A 71-year-old male who resides at sea level travels to Colorado for a vacation. He spends the first night in a resort at 2700 m (8858 ft) above sea level. He notes a headache and sleeps poorly. The next morning he is somewhat nauseated and lightheaded, but feels well enough to proceed with his plans and ascends to his campsite at 4000 m (13,123 ft). During the first evening at the campsite, friends note that he is confused and having difficulty with his balance. Which one of the following diagnoses best explains his symptoms at the campsite? 

A) Acute mountain sickness 

B) High-altitude cerebral edema 

C) High-altitude headache 

D) High altitude–induced central sleep apnea 

E) High-altitude pulmonary edema

ANSWER: B 

This patient likely had a high-altitude headache on arrival, central sleep apnea during his first night in the hotel, and acute mountain sickness by the next morning. None of these conditions are life-threatening, and proper acclimatization would have been helpful. The addition of ataxia and confusion to his symptom list points to high-altitude cerebral edema, which can progress to coma and death. Immediate descent is indicated. Symptoms of high-altitude pulmonary edema include cough with pinkish sputum, respiratory distress, and cyanosis.

500

A 12-year-old transgender female accompanied by her mother comes to your office to discuss persistent gender dysphoria. The patient has been in counseling for 2 years along with her family, who is supportive of her gender identity. The patient’s mother asks about puberty blockers. In discussing GnRH analogs with her, you note that the current recommendation for beginning this medication is when she is at which Tanner stage of development? 

A) 1 

B) 2 

C) 3 

D) 4

 E) 5

ANSWER: B 

The 2022 World Professional Association for Transgender Healthcare (WPATH) standards of care recommends that in eligible adolescents, pubertal suppression may begin at Tanner stage 2. Treatment prior to the onset of puberty is not recommended.

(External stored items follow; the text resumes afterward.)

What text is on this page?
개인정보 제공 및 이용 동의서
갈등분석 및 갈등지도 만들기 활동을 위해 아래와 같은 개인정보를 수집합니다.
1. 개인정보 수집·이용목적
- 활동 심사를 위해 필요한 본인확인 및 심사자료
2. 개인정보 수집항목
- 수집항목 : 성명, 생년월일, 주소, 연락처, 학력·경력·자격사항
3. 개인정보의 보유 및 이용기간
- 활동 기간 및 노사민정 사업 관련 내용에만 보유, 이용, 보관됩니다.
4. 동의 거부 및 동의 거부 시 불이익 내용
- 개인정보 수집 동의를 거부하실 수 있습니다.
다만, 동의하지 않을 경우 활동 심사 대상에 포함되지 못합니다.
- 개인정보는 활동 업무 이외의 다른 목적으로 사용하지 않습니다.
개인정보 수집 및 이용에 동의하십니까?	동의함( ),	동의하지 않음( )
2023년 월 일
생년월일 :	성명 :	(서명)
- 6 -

Tanner stage 1 is prepubescent and Tanner stage 2 is the initial pubescent stage. It is not necessary and may be harmful to wait for further pubertal stages before initiating puberty blockers in an eligible transgender adolescent.

500

For patients with terminal pancreatic cancer, lung cancer, or metastatic melanoma, which one of the following is the potential increase in life expectancy from receiving hospice care?

 A) No increase 

B) 3 months 

C) 6 months 

D) 9 months 

E) 12 months

ANSWER: B 

Multiple retrospective cohort studies from 2007, 2014, and 2015 have demonstrated an increased life expectancy of up to 3.3 months for patients with terminal cancer, specifically terminal pancreatic cancer, lung cancer, and metastatic melanoma, who received 3 or more days of hospice care. Some benefit was noted in patients with even 1 day of hospice care (SOR B). This extended life expectancy associated with hospice care was not observed in patients with terminal prostate or breast cancer. Family physicians should present the option of home hospice care to such patients early in their prognosis.